И это единственная семейная идиллия на фоне драмы войны, которая попадает в ту рамку, которую выбрал Гомер из вот этой долгой троянской истории, для того чтобы дать картинку семейного счастья на очень тревожном, таком грозовом, мрачном фоне

Читатель, слушатель Гомера, поскольку мы имеем дело с искусством внутри знакомого сюжета, античное искусство устроено таким образом, и эпос, и драма, что читатель и слушатель не хочет узнать, что дальше, потому что он знает, что дальше, а хочет узнать, как это рассказано, хочет пережить нечто вместе с рассказчиком и героями рассказа. Так вот, читатель и слушатель знает, что при падении Трои, собственно, этого младенца убьют греки, что его просто сбросят с городской стены. То есть он это помнит. Это такая история, которую все помнят. Вот это такой особой библейский цикл, который помнит каждый грек, кто чем как закончил, что, конечно, этой сцене добавляет абсолютно такое трагическое измерение. И это, еще раз напоминаю, сцена, которая касается противника, побежденного в итоге противника. 

Собственно, та рамка, которую, выбирает Гомер для своего текста, это мы отдельно поговорим, сейчас отдельно скажем о рамке, другая такая же по силе производимого, индуцированного, наведенного на читателя сочувствия, сопереживания герою, это, конечно, сцена, когда старый царь Приам идет в лагерь греков, чтобы забрать тело, собственно, уже убитого Гектора, собственно, его сына, над которым вдоволь поиздевался Ахилл, привязал его к хвосту коня. 

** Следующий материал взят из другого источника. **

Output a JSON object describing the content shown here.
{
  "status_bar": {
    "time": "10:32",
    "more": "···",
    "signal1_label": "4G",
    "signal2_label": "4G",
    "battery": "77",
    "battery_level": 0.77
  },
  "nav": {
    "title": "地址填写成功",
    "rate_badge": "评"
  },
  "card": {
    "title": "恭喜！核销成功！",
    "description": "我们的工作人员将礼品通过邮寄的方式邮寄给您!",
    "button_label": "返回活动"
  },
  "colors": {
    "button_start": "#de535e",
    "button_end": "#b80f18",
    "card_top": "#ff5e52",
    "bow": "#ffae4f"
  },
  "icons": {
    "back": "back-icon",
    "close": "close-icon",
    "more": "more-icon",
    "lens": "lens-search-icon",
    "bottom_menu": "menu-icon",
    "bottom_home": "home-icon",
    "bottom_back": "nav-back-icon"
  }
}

И как раз никаких, знаете, таких победительных, ликующих эмоций у Гомера по этому поводу нет. Ахилл мстит за Патрокла, за своего ближайшего друга, возможно, возлюбленного. Эта тема дана очень, скажем так, деликатно. Это еще такой рыцарский, героический мир. В отличие от городской античности, где тема отношений между мужчинами давалась очень открыто, здесь дана деликатно. Тем не менее это какой-то близкий ему человек, так или иначе. 

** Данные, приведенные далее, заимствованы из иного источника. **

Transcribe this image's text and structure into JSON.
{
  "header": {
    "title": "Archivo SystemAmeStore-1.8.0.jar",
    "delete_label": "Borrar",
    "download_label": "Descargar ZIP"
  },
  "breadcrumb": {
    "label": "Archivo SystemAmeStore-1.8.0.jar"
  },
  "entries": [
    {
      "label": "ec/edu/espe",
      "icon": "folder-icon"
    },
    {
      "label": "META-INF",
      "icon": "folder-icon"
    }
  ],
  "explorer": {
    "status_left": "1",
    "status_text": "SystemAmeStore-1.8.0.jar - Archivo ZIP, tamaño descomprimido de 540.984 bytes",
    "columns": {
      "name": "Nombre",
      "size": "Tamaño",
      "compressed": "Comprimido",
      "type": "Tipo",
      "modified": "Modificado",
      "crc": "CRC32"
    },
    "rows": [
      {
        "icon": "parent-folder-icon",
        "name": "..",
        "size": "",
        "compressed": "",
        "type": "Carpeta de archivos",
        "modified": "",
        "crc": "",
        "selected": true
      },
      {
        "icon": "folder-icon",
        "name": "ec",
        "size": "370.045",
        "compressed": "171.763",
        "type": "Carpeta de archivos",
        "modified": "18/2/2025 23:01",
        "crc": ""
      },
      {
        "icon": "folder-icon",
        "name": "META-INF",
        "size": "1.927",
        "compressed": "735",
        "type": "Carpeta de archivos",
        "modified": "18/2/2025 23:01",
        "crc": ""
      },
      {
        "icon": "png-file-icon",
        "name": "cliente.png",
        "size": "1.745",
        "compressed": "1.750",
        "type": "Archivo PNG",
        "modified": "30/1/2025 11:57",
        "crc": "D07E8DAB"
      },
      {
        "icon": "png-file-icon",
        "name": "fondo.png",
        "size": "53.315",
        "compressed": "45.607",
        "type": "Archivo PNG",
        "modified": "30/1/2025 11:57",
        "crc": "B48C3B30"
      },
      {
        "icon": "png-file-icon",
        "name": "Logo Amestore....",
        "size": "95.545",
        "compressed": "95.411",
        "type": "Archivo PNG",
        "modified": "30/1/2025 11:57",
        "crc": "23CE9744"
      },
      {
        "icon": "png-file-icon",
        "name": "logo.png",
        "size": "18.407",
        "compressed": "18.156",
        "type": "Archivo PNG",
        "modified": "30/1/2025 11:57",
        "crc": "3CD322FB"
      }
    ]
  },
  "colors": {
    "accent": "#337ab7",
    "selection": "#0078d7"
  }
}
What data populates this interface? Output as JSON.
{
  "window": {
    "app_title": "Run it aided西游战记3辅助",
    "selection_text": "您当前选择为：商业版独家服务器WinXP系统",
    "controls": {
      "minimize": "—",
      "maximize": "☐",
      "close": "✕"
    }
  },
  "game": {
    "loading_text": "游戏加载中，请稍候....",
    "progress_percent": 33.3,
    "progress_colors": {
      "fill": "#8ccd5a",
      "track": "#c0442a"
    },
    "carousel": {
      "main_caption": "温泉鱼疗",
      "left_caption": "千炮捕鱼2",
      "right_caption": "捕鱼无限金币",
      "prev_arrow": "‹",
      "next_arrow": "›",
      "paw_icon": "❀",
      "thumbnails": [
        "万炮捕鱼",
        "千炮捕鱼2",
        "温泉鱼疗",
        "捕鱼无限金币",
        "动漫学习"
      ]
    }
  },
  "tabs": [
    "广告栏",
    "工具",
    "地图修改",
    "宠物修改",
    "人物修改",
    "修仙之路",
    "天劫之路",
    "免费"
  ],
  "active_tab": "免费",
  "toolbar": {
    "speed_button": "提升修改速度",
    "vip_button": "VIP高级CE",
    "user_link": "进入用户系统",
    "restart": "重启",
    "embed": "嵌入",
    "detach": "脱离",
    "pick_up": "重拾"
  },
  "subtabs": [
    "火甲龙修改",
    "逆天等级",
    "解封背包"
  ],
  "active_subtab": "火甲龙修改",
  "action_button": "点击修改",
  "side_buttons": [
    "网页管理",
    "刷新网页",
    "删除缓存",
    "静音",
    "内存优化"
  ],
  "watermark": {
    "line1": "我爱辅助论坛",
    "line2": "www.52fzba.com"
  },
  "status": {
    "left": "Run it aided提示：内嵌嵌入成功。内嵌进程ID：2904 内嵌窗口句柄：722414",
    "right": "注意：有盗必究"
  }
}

И вот он погиб, виновник этой гибели Гектор, он отомстил за близкого человека, он убил Гектора, поиздевался над трупом. И это действительно дается в некотором эпическом ключе. Ну да, что называется, настоящий джигит за друга отомстил, имел право. 

Но по-настоящему глубокая сцена лирическая в этом эпическом пространстве возникает, когда старенький царь Приам идет лично через, как бы мы сказали, линию фронта без предупреждения, без предварительной дипломатии умолять, собственно, убийцу своего сына забрать его тело и похоронить, то есть сжечь по тогдашним обычаям. 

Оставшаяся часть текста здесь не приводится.